After the president’s startling, welcome shift on Ukraine, there’s more to do.
By MAX BOOT
Washington Post
July 14, 2025
President Donald Trump’s announcement on Monday about aid to Ukraine proves once again that he is nothing if not unpredictable.
If Trump has been consistent about one thing throughout his tumultuous, decade-long political career, it is support for Russian dictator Vladimir Putin and skepticism of Ukraine. In 2014, Trump praised Putin’s illegal seizure of Crimea — a prelude to Russia’s full-blown invasion of Ukraine — as “so smart.” Trump’s anti-Ukraine animus reached its nadir in February when he engaged in an Oval Office shouting match with President Volodymyr Zelensky. That led to a temporary pause on U.S. aid to Kyiv and could easily have signaled that the United States was abandoning Ukraine altogether.

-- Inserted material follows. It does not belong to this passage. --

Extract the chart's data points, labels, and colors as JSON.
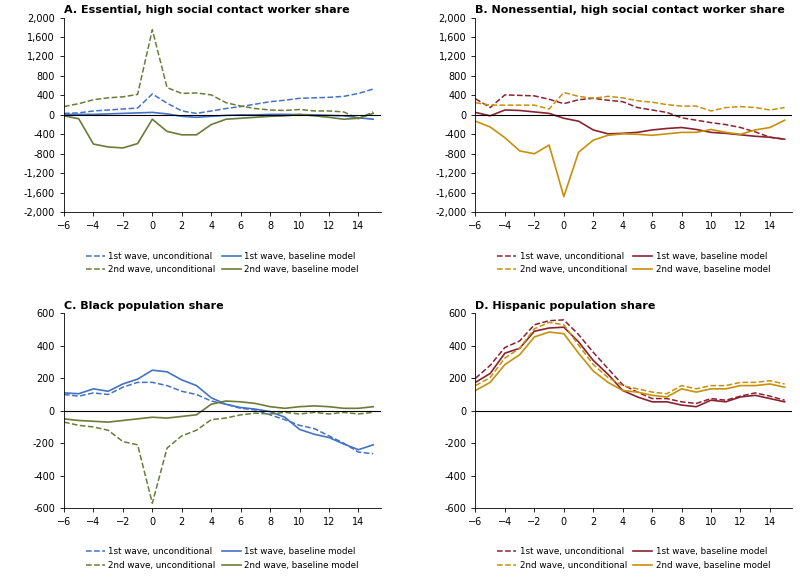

And yet there Trump was in the Oval Office on Monday, meeting with NATO Secretary General Mark Rutte, and sounding a very different tone. The president announced that the United States would sell to European allies “top of the line weapons” that will then be provided to Ukraine, and he threatened to impose 100 percent tariffs on Russia and its trade partners if Putin does not reach a deal to end the war within 50 days.